Have you ever wondered what it would be like to be blind? Or deaf?
My friend Ernie Jones became blind more than 20 years ago owing to retina degeneration. He writes a weekly column for a newspaper in Walla Walla, Washington. I wanted to share one of his recent columns with you:
While you go about your daily life—working, driving, caring for the house and children, watching TV, or any other activity—have you ever thought how life would be if one day you lost your hearing or eyesight? If told you had to either lose your sight or hearing, which would you choose? Are there any advantages or disadvantages of one disability over the other?
I have not had a lot of experience with people who can’t hear, but here is some of what I have learned. The deaf people I have been in touch with say they would rather not hear than not be able to see. They use their eyes to help them cover for not being able to hear.
On the other hand, the blind say it is better to hear than to be able to see, for they “see” much with their ears.
Sighted people can usually tell if a person is blind, as the blind person is being guided by another person, a guide dog, or with a cane. Those who are deaf may not even give a clue to their deafness, unless they are seen using sign language or don’t acknowledge you speaking to them until you are right in front of them.
When out walking, those who are deaf may appear to be like everyone else—they stroll along as one who has no disability. They need no help at street crossings, don’t hold a white cane, or need to be guided by a guide dog or another person. They see the street crossing signals and read the signs along the street. They enter stores with no hesitation, able to locate the items they are shopping for. They drive their car, can travel alone, and are quite independent. They don’t need a guide and only use a cane if they also have some balance problem.
But the deaf don’t hear the wind chimes in the breeze, don’t hear the birds singing in the trees overhead, don’t hear their dog bark a welcome, or the neighbor’s cow bawling, or the flock of geese flying overhead. They don’t hear the gurgling stream as it bounces over the rocks on its way to the valley below. They don’t hear beautiful music ringing forth from the choir or from happy children singing Christmas carols. Their eyes have to do double duty, working for their ears too.

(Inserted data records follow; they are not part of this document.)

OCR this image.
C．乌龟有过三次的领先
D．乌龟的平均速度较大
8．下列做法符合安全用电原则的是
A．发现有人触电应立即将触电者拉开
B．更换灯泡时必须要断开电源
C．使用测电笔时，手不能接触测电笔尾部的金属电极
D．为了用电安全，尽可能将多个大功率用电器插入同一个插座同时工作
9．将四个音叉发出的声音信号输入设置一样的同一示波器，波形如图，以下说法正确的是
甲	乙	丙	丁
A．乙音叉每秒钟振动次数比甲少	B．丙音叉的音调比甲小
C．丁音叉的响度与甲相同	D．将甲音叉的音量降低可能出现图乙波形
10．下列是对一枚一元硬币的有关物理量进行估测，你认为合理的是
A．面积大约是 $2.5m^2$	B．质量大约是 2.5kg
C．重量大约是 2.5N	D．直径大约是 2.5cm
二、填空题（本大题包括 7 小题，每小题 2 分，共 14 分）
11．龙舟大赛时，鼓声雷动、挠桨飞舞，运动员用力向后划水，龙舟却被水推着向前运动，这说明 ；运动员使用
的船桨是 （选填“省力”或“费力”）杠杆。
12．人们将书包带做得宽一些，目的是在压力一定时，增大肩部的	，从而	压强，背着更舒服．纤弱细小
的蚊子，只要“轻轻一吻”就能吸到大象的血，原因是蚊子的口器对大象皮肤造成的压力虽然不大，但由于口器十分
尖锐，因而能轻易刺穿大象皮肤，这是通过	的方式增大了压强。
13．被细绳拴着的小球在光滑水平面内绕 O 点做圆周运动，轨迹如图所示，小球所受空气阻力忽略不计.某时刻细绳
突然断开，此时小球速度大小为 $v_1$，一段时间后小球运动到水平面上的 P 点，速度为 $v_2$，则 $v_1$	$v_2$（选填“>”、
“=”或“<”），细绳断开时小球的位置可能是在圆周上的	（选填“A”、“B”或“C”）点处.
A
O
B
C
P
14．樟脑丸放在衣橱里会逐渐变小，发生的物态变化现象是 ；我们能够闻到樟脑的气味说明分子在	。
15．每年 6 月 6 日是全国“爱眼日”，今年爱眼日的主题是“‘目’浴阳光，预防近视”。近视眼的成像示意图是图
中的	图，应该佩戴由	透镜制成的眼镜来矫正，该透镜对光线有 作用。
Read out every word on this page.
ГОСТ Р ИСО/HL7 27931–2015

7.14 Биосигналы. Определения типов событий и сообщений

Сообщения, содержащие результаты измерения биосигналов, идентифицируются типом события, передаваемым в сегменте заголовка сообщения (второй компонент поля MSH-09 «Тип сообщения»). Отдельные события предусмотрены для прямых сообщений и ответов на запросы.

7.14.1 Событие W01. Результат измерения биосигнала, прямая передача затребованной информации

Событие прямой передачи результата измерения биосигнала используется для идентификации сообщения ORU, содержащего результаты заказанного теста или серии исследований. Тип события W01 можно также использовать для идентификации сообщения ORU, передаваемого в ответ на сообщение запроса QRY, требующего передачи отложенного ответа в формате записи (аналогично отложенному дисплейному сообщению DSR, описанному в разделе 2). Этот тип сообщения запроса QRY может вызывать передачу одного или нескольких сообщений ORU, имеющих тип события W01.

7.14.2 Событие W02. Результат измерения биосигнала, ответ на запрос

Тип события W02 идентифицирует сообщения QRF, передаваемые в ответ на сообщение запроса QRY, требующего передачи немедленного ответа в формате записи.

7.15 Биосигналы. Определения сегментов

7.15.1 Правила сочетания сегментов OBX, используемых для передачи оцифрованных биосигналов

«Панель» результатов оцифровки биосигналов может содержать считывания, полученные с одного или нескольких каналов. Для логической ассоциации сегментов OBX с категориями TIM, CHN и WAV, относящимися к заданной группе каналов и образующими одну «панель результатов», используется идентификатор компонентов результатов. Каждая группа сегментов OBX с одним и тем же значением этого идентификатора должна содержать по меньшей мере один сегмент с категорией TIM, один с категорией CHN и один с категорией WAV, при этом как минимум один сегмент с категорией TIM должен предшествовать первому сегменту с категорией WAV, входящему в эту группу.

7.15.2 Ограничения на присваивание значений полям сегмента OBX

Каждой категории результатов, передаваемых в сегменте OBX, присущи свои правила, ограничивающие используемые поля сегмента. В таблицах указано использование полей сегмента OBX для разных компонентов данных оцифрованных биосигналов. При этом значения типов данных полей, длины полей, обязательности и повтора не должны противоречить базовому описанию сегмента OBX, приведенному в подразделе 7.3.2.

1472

People who are legally blind, but who still have enough eyesight to get around without aid in public, may be considered haughty when they don’t wave to someone nearby. I found this out from a fellow church member. When it was known that my eyesight was failing and that I had to retire early, he came to me and said, “Now I understand. I was beginning to think you were a little stuck up, for the other day you walked right past me and completely ignored me.”
I wonder how many other times I may have passed a person I knew and never greeted him or her.
I am very thankful I was not given the choice to either be blind or deaf, for I have no idea what I’d say—no one wants either disability. But speaking from blindness, I am thankful for my hearing. I am excited when in mid to late winter I hear the red-wing blackbirds back in our area, for I know spring is coming. I enjoy being part of a choir or hearing others sing, and hearing an orchestra play. Yes, I am thankful I never had to make the choice, I am thankful I can hear.
Either disability may cause frustration and confusion when out in public, both for the individual and for others.
A friend of mine, Dick, who is blind, went out to eat with one of his friends, Larry, who is deaf. Noticing Dick’s white cane, the server turned her attention to Larry, not knowing he was unable to hear.
Looking at Larry she asked, “Hello, what would you like today?” Then she added, “And what would your friend like?”
From his years of friendship with Larry, Dick had picked up some sign language, and also understood his attempts at speech. So as the waitress spoke to Larry, Dick repeated with sign language to Larry what she had asked. Larry answered Dick—in his not-so-clear voice—what he wanted, after which Dick explained Larry’s order to the server.
It became a game for the two men until at last the waitress got the message. She learned that being blind didn’t make Dick so he couldn’t talk or that his brain wasn’t working well. Nor does being deaf make the person of less worth.
Remember, both the deaf and the blind can have important roles in the community. Have a great day—and please take time to see and hear.
What a day it will be when Jesus returns and every one of the redeemed is made perfectly whole. In the meantime, look to be kind towards and understanding of those who may be dealing with personal challenges. And be thankful for the blessings of God you experience.